Сержанта Евгения Ленского в первые дни службы в батарее Терещенко заметил не только потому, что у него была такая необычная фамилия, он с какой-то особой настойчивостью относился к учебе. Парень был с десятилеткой, а одно это значило много. Поэтому через полгода Ленский и был назначен командиром орудия. Симпатичный, интеллигентной внешности, и в то же время с сильным характером, он невольно располагал к себе. Из всех командиров орудий своей батареи Терещенко уважал его больше всех. Чувствуя, что и Ленский знает себе цену, Терещенко всегда относился к нему мягче, чем к другим. Он не особенно-то и удивился, что в первый день боя Ленский подбил три танка, так и должно было быть, для чего же тогда учили.

Меньше чем через час батарея Терещенко догнала застрявшую, очевидно перед мостом, колонну автомашин разных марок и назначений.
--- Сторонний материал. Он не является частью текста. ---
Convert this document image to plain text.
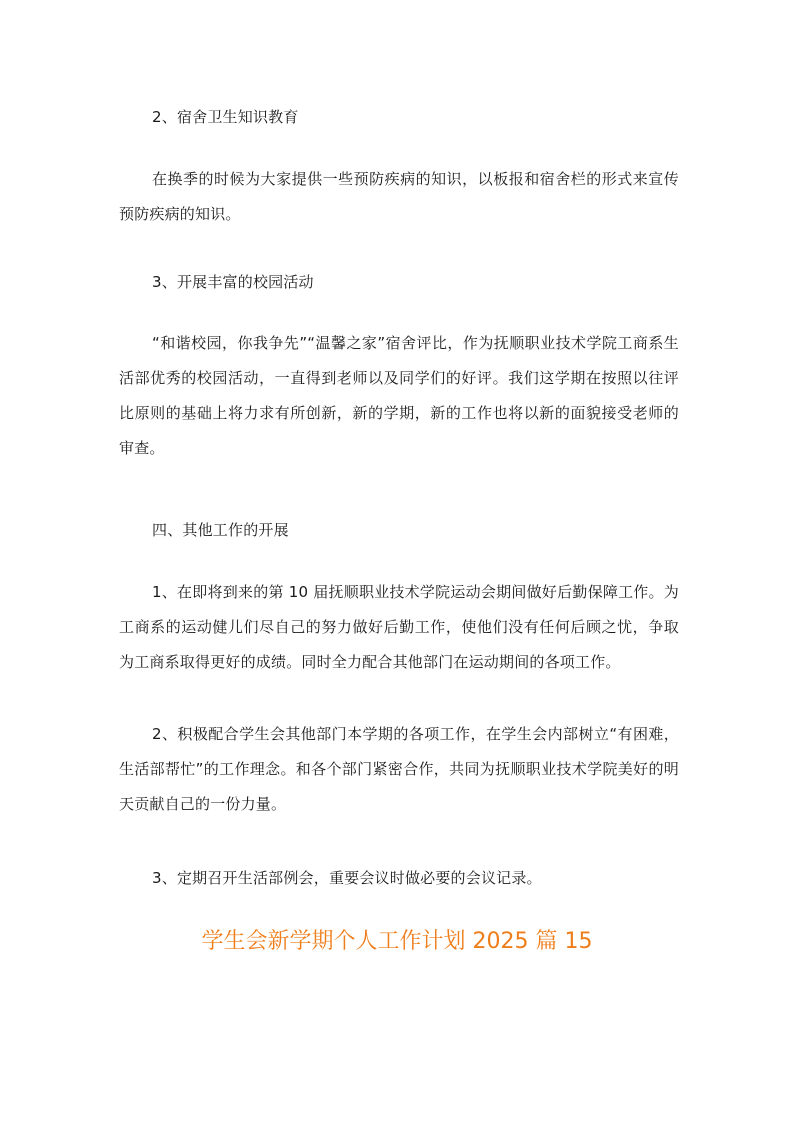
2、宿舍卫生知识教育

在换季的时候为大家提供一些预防疾病的知识，以板报和宿舍栏的形式来宣传预防疾病的知识。

3、开展丰富的校园活动

“和谐校园，你我争先”“温馨之家”宿舍评比，作为抚顺职业技术学院工商系生活部优秀的校园活动，一直得到老师以及同学们的好评。我们这学期在按照以往评比原则的基础上将力求有所创新，新的学期，新的工作也将以新的面貌接受老师的审查。

四、其他工作的开展

1、在即将到来的第 10 届抚顺职业技术学院运动会期间做好后勤保障工作。为工商系的运动健儿们尽自己的努力做好后勤工作，使他们没有任何后顾之忧，争取为工商系取得更好的成绩。同时全力配合其他部门在运动期间的各项工作。

2、积极配合学生会其他部门本学期的各项工作，在学生会内部树立“有困难，生活部帮忙”的工作理念。和各个部门紧密合作，共同为抚顺职业技术学院美好的明天贡献自己的一份力量。

3、定期召开生活部例会，重要会议时做必要的会议记录。

学生会新学期个人工作计划 2025 篇 15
Увидев в колонне стоявших рядом командира полка Малинова и замполита Васильчикова, Терещенко поспешил к ним. Хотел начать доклад о состоянии батареи, но Васильчиков остановил жестом, обнял. Терещенко краем глаза с удивлением заметил, что полковник Малинов как будто не рад этой встрече.
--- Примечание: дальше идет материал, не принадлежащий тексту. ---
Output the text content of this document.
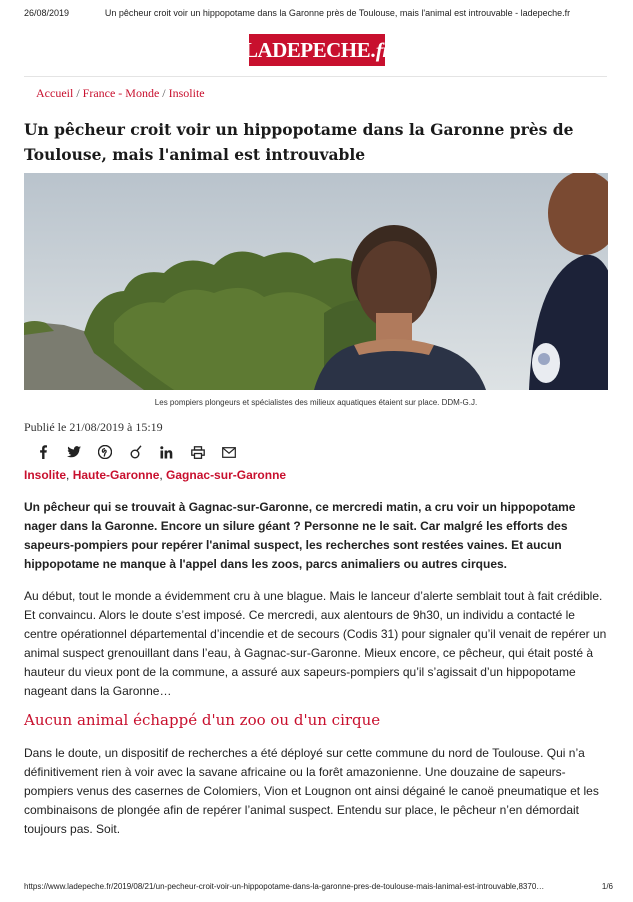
26/08/2019	Un pêcheur croit voir un hippopotame dans la Garonne près de Toulouse, mais l'animal est introuvable - ladepeche.fr
LADEPECHE .fr
Accueil / France - Monde / Insolite
Un pêcheur croit voir un hippopotame dans la Garonne près de Toulouse, mais l'animal est introuvable
Les pompiers plongeurs et spécialistes des milieux aquatiques étaient sur place. DDM-G.J.
Publié le 21/08/2019 à 15:19
Insolite, Haute-Garonne, Gagnac-sur-Garonne

Un pêcheur qui se trouvait à Gagnac-sur-Garonne, ce mercredi matin, a cru voir un hippopotame nager dans la Garonne. Encore un silure géant ? Personne ne le sait. Car malgré les efforts des sapeurs-pompiers pour repérer l'animal suspect, les recherches sont restées vaines. Et aucun hippopotame ne manque à l'appel dans les zoos, parcs animaliers ou autres cirques.

Au début, tout le monde a évidemment cru à une blague. Mais le lanceur d’alerte semblait tout à fait crédible. Et convaincu. Alors le doute s’est imposé. Ce mercredi, aux alentours de 9h30, un individu a contacté le centre opérationnel départemental d’incendie et de secours (Codis 31) pour signaler qu’il venait de repérer un animal suspect grenouillant dans l’eau, à Gagnac-sur-Garonne. Mieux encore, ce pêcheur, qui était posté à hauteur du vieux pont de la commune, a assuré aux sapeurs-pompiers qu’il s’agissait d’un hippopotame nageant dans la Garonne…

Aucun animal échappé d'un zoo ou d'un cirque

Dans le doute, un dispositif de recherches a été déployé sur cette commune du nord de Toulouse. Qui n’a définitivement rien à voir avec la savane africaine ou la forêt amazonienne. Une douzaine de sapeurs-pompiers venus des casernes de Colomiers, Vion et Lougnon ont ainsi dégainé le canoë pneumatique et les combinaisons de plongée afin de repérer l’animal suspect. Entendu sur place, le pêcheur n’en démordait toujours pas. Soit.

https://www.ladepeche.fr/2019/08/21/un-pecheur-croit-voir-un-hippopotame-dans-la-garonne-pres-de-toulouse-mais-lanimal-est-introuvable,8370…	1/6
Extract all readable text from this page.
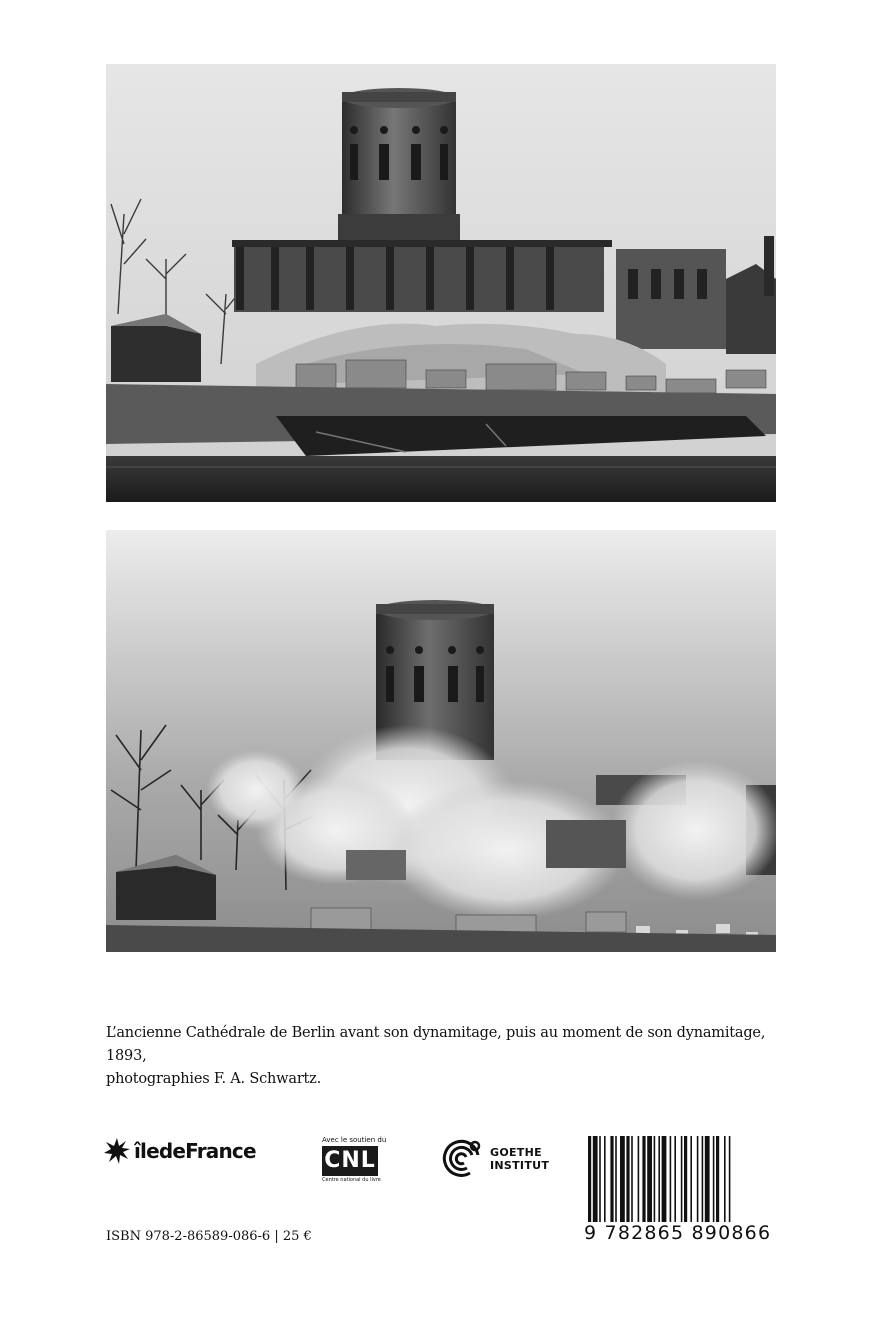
L’ancienne Cathédrale de Berlin avant son dynamitage, puis au moment de son dynamitage, 1893,
photographies F. A. Schwartz.
îledeFrance	Avec le soutien du
CNL
Centre national du livre
GOETHE
INSTITUT
9 782865 890866
ISBN 978-2-86589-086-6 | 25 €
– А мы думали – потеряли батарею. Как люди, накормлены? – спросил Васильчиков.

Он до войны часто бывал в батарее, люди знали его хорошо, и Терещенко к замполиту относился с уважением.

– Обедали, но по-настоящему позавчера. Кухню потеряли. А так все нормально, орудия все в строю, люди тоже, не считая пятерых раненых и одного убитого, лейтенанта Сасо, вчера похоронили.
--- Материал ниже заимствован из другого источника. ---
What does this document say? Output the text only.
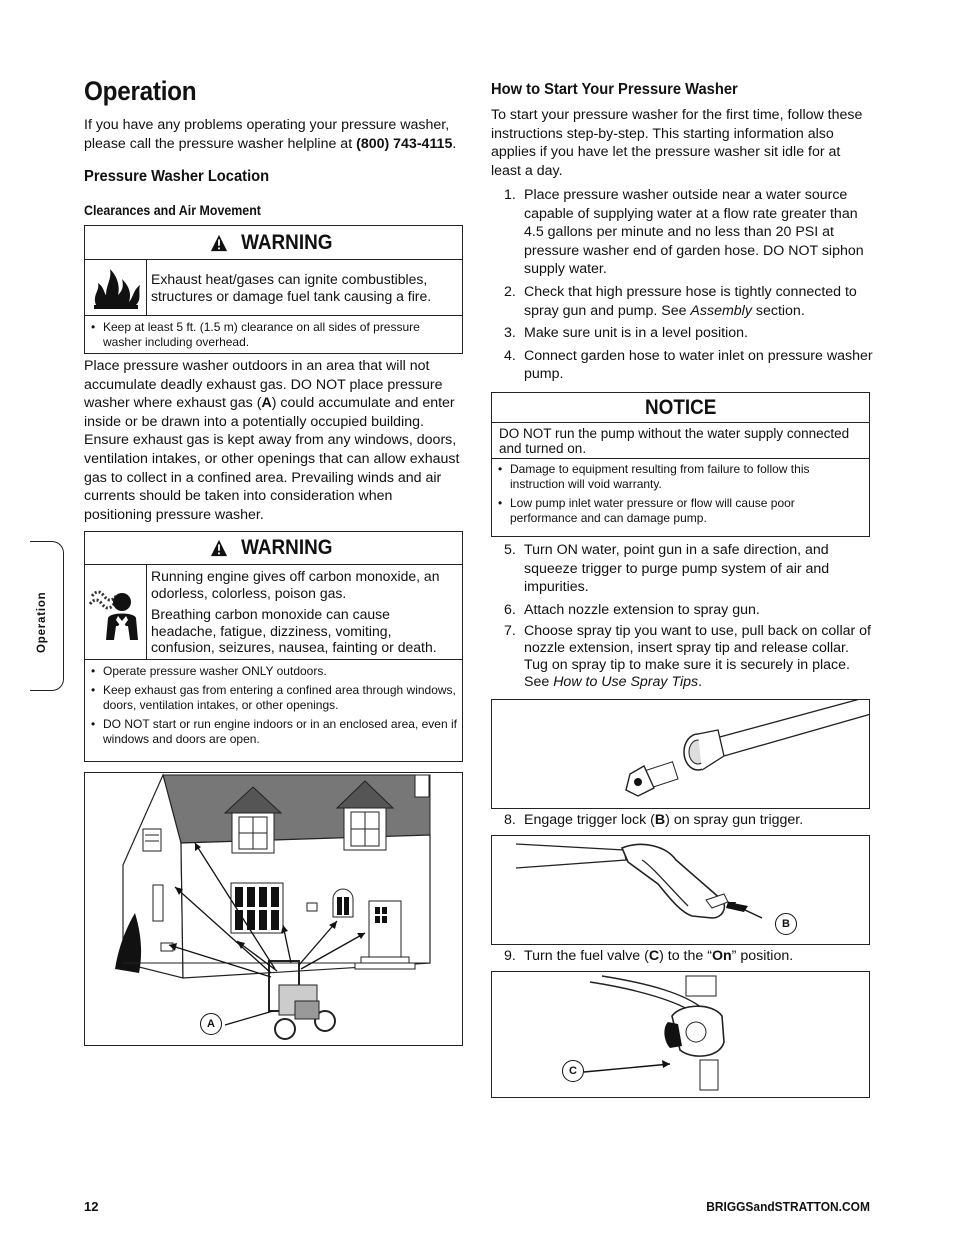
Operation
If you have any problems operating your pressure washer, please call the pressure washer helpline at (800) 743-4115.
Pressure Washer Location
Clearances and Air Movement
WARNING
Exhaust heat/gases can ignite combustibles, structures or damage fuel tank causing a fire.
• Keep at least 5 ft. (1.5 m) clearance on all sides of pressure washer including overhead.
Place pressure washer outdoors in an area that will not accumulate deadly exhaust gas. DO NOT place pressure washer where exhaust gas (A) could accumulate and enter inside or be drawn into a potentially occupied building. Ensure exhaust gas is kept away from any windows, doors, ventilation intakes, or other openings that can allow exhaust gas to collect in a confined area. Prevailing winds and air currents should be taken into consideration when positioning pressure washer.
WARNING
Running engine gives off carbon monoxide, an odorless, colorless, poison gas.
Breathing carbon monoxide can cause headache, fatigue, dizziness, vomiting, confusion, seizures, nausea, fainting or death.
• Operate pressure washer ONLY outdoors.
• Keep exhaust gas from entering a confined area through windows, doors, ventilation intakes, or other openings.
• DO NOT start or run engine indoors or in an enclosed area, even if windows and doors are open.
A
Operation
How to Start Your Pressure Washer
To start your pressure washer for the first time, follow these instructions step-by-step. This starting information also applies if you have let the pressure washer sit idle for at least a day.
1. Place pressure washer outside near a water source capable of supplying water at a flow rate greater than 4.5 gallons per minute and no less than 20 PSI at pressure washer end of garden hose. DO NOT siphon supply water.
2. Check that high pressure hose is tightly connected to spray gun and pump. See Assembly section.
3. Make sure unit is in a level position.
4. Connect garden hose to water inlet on pressure washer pump.
NOTICE
DO NOT run the pump without the water supply connected and turned on.
• Damage to equipment resulting from failure to follow this instruction will void warranty.
• Low pump inlet water pressure or flow will cause poor performance and can damage pump.
5. Turn ON water, point gun in a safe direction, and squeeze trigger to purge pump system of air and impurities.
6. Attach nozzle extension to spray gun.
7. Choose spray tip you want to use, pull back on collar of nozzle extension, insert spray tip and release collar. Tug on spray tip to make sure it is securely in place. See How to Use Spray Tips.
8. Engage trigger lock (B) on spray gun trigger.
B
9. Turn the fuel valve (C) to the “On” position.
C
12	BRIGGSandSTRATTON.COM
Шофера беспокойно поглядывали на небо и действительно вскоре над колонной пролетел самолет. Сделав круг, он неожиданно для всех сел на луг метрах в ста от дороги. Из самолета вылез летчик и побежал к колонне. Через минуту Терещенко заметил в его руках ведро. – «Интересно, что это он с ведром носится…» – не понял сначала Терещенко, а потом услышал: «Бензинчику бы, ребята, хоть пару ведер…».

– Ты беги дальше, там бензовоз должен стоять, – ответил летчику кто-то из шоферов.

Скоро летчик с двумя ведрами шел к своему «ястребку», а когда колонна, наконец, сдвинулась с места, Терещенко увидел, как самолет резко взмыл в небо, едва не задевая за елки.

«А молодец парень, все бы так воевали», – подумал Терещенко и вспомнил, как утром они проехали мимо новенького КВ, брошенного танкистами только потому, что кончилось горючее.

Самолет только сделал круг и прошел над колонной, как Терещенко услышал гул еще нескольких самолетов и пулеметные очереди. Он тут же спрыгнул с коня, краем глаза видя, как повозки разъезжаются с дороги в кусты. Две пары самолетов с крестами на фюзеляжах промелькнули над головой, щедро поливая дорогу свинцом. Потом Терещенко увидел, как навстречу этим самолетам, прямо в лоб, мчится тот самый наш «ястребок». Один немец словно споткнулся и потянул в сторону, густо дымя хвостом, остальные разлетелись, но через минуту, развернувшись, бросились вдогонку. Терещенко смотрел на догонявших нашего «ястребка» «стервятников», пока они не скрылись из виду. «Молодец парень, просто молодец!» – думал он.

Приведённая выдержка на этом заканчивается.